EGU25-12794, updated on 15 Mar 2025
https://doi.org/10.5194/egusphere-egu25-12794
EGU General Assembly 2025
© Author(s) 2025. This work is distributed under
the Creative Commons Attribution 4.0 License.
Oral | Thursday, 01 May, 14:55–15:05 (CEST)
 
Room N1
Resolving the links between wood production, leaf phenology and whole-ecosystem carbon fluxes in temperate forests
Daniela Krebber1, Robin Battison1, Katja Kowalski2, Yadvinder Malhi3, Cornelius Senf2, and Tommaso Jucker1
Daniela Krebber et al.
  • 1School of Biological Sciences, University of Bristol, Bristol, United Kingdom of Great Britain
  • 2School of Life Sciences, Technische Universität München, Munich, Germany
  • 3School of Geography and the Environment, University of Oxford, Oxford, United Kingdom of Great Britain

Wood production is an essential component of terrestrial carbon dynamics, but we only have a limited understanding of the environmental cues that trigger wood production to start and stop during the growing season and how these vary among temperate tree species. Moreover, we lack a clear picture of how the seasonal timings of wood production relate to leaf phenology and whole-ecosystem carbon fluxes - severely limiting our ability to estimate woody productivity from remote sensing or eddy covariance flux tower data.

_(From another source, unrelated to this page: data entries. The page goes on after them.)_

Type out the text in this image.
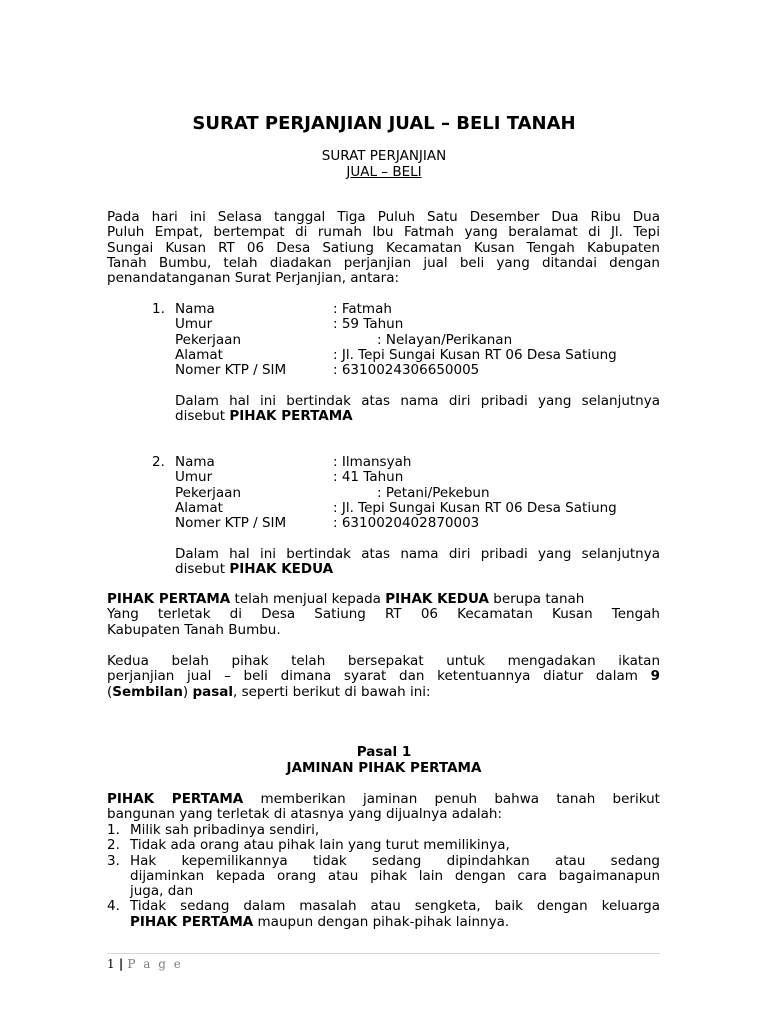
SURAT PERJANJIAN JUAL – BELI TANAH
SURAT PERJANJIAN
JUAL – BELI
Pada hari ini Selasa tanggal Tiga Puluh Satu Desember Dua Ribu Dua
Puluh Empat, bertempat di rumah Ibu Fatmah yang beralamat di Jl. Tepi
Sungai Kusan RT 06 Desa Satiung Kecamatan Kusan Tengah Kabupaten
Tanah Bumbu, telah diadakan perjanjian jual beli yang ditandai dengan
penandatanganan Surat Perjanjian, antara:
1. Nama	: Fatmah
Umur	: 59 Tahun
Pekerjaan	: Nelayan/Perikanan
Alamat	: Jl. Tepi Sungai Kusan RT 06 Desa Satiung
Nomer KTP / SIM	: 6310024306650005
Dalam hal ini bertindak atas nama diri pribadi yang selanjutnya
disebut PIHAK PERTAMA
2. Nama	: Ilmansyah
Umur	: 41 Tahun
Pekerjaan	: Petani/Pekebun
Alamat	: Jl. Tepi Sungai Kusan RT 06 Desa Satiung
Nomer KTP / SIM	: 6310020402870003
Dalam hal ini bertindak atas nama diri pribadi yang selanjutnya
disebut PIHAK KEDUA
PIHAK PERTAMA telah menjual kepada PIHAK KEDUA berupa tanah
Yang terletak di Desa Satiung RT 06 Kecamatan Kusan Tengah
Kabupaten Tanah Bumbu.
Kedua belah pihak telah bersepakat untuk mengadakan ikatan
perjanjian jual – beli dimana syarat dan ketentuannya diatur dalam 9
(Sembilan) pasal, seperti berikut di bawah ini:
Pasal 1
JAMINAN PIHAK PERTAMA
PIHAK PERTAMA memberikan jaminan penuh bahwa tanah berikut
bangunan yang terletak di atasnya yang dijualnya adalah:
1. Milik sah pribadinya sendiri,
2. Tidak ada orang atau pihak lain yang turut memilikinya,
3. Hak kepemilikannya tidak sedang dipindahkan atau sedang
dijaminkan kepada orang atau pihak lain dengan cara bagaimanapun
juga, dan
4. Tidak sedang dalam masalah atau sengketa, baik dengan keluarga
PIHAK PERTAMA maupun dengan pihak-pihak lainnya.
1 | P a g e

To address this knowledge gap, between 2023 and 2024 we used automated dendrometers to take hourly measurements of stem diameter variations across 160 trees representing seven locally-dominant broadleaf and coniferous species in the Wytham Woods 18-ha ForestGEO plot in the UK. We combined these with overlapping flux tower measurements of gross primary production (GPP) and net ecosystem exchange (NEE), NDVI time-series generated from Sentinel-2 to capture canopy phenology and local microclimate data. Using these complementary datasets we found that wood growth started later and ended much earlier than one might estimate from NDVI alone. Moreover, temporal trends in wood production (including the onset, maximum rate and cessation of growth) varied significantly between species - with beech and oak trees growing almost 60 days longer per year than sycamore and ash. This variation in wood phenology across species significantly complicates any attempts to infer wood production from flux tower measurements of GPP and NEE. Our study advances our understanding of the synchronization and mismatches between ecosystem carbon uptake and investment in wood production in temperate forests. We highlight the potential of combining remote sensing, flux tower and high-resolution dendrometer data to improve our ability to track terrestrial carbon cycling at scale and predict its responses to climate change.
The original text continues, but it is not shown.